Wednesday, 16 November 2011

Martin is blaming the humans...

So as I promised in my last blog, I am going to give an overview of Martin’s general theory, specifically focusing on Australia. 

The first point Martin makes in this article is that the global extinctions at the end of the Pleistocene follow the pattern of the first Homo Sapiens, but ‘the extinction pattern does not obviously track changes in climate throughout the Pleistocene’ (1984). Pointing out that the spread of the first humans was confined to the very end of the Pleistocene when the extinctions occurred, whereas changes in the climate have been continually changing but no extinctions of the amplitude have ever been seen. So basically, the extinctions were following man’s footsteps; hence they are the consequence of man’s actions.

Martin also hypothesises that the first humans would have found the large mammals easy to hunt because the mammals wouldn’t have developed or evolved defensive mechanisms against human predation. For example the lumbering diprotodontids with their small platigrade feet who would not have been able to run fast enough, or the giant kangaroos who were much less gracile than their relatives living today (1984).

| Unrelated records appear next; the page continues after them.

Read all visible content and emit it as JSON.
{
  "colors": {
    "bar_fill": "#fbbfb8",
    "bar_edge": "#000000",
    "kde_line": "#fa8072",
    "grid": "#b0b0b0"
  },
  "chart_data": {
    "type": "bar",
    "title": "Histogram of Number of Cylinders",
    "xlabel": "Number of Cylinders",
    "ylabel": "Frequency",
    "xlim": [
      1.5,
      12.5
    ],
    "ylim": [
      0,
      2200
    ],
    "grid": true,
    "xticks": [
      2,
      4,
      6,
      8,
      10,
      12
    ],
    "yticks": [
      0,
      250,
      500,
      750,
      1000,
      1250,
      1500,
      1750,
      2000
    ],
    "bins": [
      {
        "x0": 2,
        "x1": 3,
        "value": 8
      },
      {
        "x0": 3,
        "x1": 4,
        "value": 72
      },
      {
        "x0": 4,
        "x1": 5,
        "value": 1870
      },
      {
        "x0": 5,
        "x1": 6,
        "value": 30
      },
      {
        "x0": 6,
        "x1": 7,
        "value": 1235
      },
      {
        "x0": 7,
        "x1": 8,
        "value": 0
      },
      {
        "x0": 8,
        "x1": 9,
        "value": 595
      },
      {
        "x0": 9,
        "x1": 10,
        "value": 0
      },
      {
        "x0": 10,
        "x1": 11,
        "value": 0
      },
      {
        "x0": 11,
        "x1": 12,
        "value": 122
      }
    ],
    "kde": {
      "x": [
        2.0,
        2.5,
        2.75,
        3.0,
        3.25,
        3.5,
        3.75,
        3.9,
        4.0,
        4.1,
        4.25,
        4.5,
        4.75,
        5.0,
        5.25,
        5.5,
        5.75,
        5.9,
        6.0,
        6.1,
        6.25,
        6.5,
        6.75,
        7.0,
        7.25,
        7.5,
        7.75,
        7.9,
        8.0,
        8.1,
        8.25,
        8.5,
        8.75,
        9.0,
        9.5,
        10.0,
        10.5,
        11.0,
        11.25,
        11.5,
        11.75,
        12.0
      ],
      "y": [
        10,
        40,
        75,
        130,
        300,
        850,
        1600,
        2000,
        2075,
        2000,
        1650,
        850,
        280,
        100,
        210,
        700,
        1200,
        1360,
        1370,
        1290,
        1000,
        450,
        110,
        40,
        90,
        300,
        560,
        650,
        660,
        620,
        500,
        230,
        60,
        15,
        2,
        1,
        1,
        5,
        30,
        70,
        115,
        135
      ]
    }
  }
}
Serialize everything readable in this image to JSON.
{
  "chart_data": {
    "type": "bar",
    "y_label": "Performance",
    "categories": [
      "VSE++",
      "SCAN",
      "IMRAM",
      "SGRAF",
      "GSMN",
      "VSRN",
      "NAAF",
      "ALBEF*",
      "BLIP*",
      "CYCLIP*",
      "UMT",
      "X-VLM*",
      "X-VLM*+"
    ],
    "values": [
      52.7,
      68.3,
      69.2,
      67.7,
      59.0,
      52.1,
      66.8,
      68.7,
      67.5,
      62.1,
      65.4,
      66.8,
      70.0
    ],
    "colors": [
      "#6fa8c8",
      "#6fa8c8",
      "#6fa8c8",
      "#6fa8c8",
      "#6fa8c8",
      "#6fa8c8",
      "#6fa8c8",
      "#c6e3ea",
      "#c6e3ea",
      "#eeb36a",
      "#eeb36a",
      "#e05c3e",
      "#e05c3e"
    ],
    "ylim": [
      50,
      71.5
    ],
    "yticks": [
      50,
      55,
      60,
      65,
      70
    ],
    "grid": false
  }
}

But the problem that even Martin himself points out is that there is much uncertainty over the dating of macrofossils of various extinct megafauna. North America has rather rigorous comparable techniques with sloth dung or bone amino acids residues, but no such comparable organic carbon source is available in Australia (1984). Even the famous Lancefield site relies on only 2 charcoal dates that mark the macrofossils as 26,000 years old. There have been other rather more postulating estimates of dating at other sites that are still disputed. Such as a dozen bone points from Devil’s lair in western Australia estimated at 29,500 years old and even an articulated human skeleton at Lake Mungo dating 28,000 years, Jones (1980) even goes as far to say that there are 29 sites with human remains predating 15,000 years (Dortch 1979; Bowler and Thorne 1976). So surely this all points to humans occupying Australia much earlier than the late Pleistocene extinction, an argument truly challenging the ‘overkill hypothesis’ pointed out by Martin.

Another thing that Martin covers is the fact that there are very few sites that contain both extinct macrofossils and human remains. In fact the only evidence found to date of both remains together are of 3 Sthenurus tooth fragments at Seton’s Cave, all of the other sites of human remains are only with existing faunal today (1984). Which again I see as strong evidence that humans didn’t have a large impact on the extinction of the megafauna; surely there would be more evidence of such a huge impact no? Martin puts this down to what he calls ‘Blitzkrieg’ (look to the glossary for meaning), so basically faunal overkill that maximises speed intensity of human impact and minimises time of overlap between the first human invader and disappearance of native fauna (Mosimann and Martin 1975). Something I just can’t agree with, just because something happened quickly doesn’t mean it doesn’t leave any evidence as if it had never happened, if something happened there is always evidence whether it was quick or not. He points to the fact that the North America extinction was much later hence why there is more evidence there are human megafauna interaction, that is a lose hypothesis, but a more solid one would be to blame the climate.

So all in all, I think Martin’s theory doesn’t fit Australia, he seems desperate to fit his hypotheses to the evidence and that shows in the weak connections he makes. He finishes with the need for judicious radiocarbon is imperative, which I definitely agree with, no theory can be rejected until a solid dating foundation is given. But if some of the dating estimations already given are true, then humans were around for a very long time before the extinctions and hence the ‘overkill hypothesis’ is not valid. Even Martin himself admits, ‘Australia may offer the best opportunity for refutation of prehistoric blitzkrieg’ (1984).

Because these references are not available on the internet:

Bowler, J.M and A. G. Thorne (1976) ‘Human remains from Lake Mungo: discovery and excavation of Lake Mungo III’, in Kirk, D. L and A. G. Thorne (eds) The origin of Australians, Canberra, Australian Institute of Aboriginal Studies.

Dortch, C. E. (1979) ‘Devil’s Lair, an example of prolonged cave use in southwestern Australia’, World Archaeology, 10, 258-281.

Jones, R. (1980) ‘Geographical background to the arrival of man in Australia’, Archaeological Physics, Anthropology, 3, 186-215.

Martin, P. S. (1984)  'Prehistoric Overkill: the global model', in Martin, P. S. and R. S. Klein (eds) Quaternary Extinctions: a Prehistoric Revolution, Arizona, University of Arizona Press, 354-604.

Mosimann, J. E. and P. S. Martin (1975) ‘Simulating overkill by Paleoindians’, American Scientist, 63, 304-313.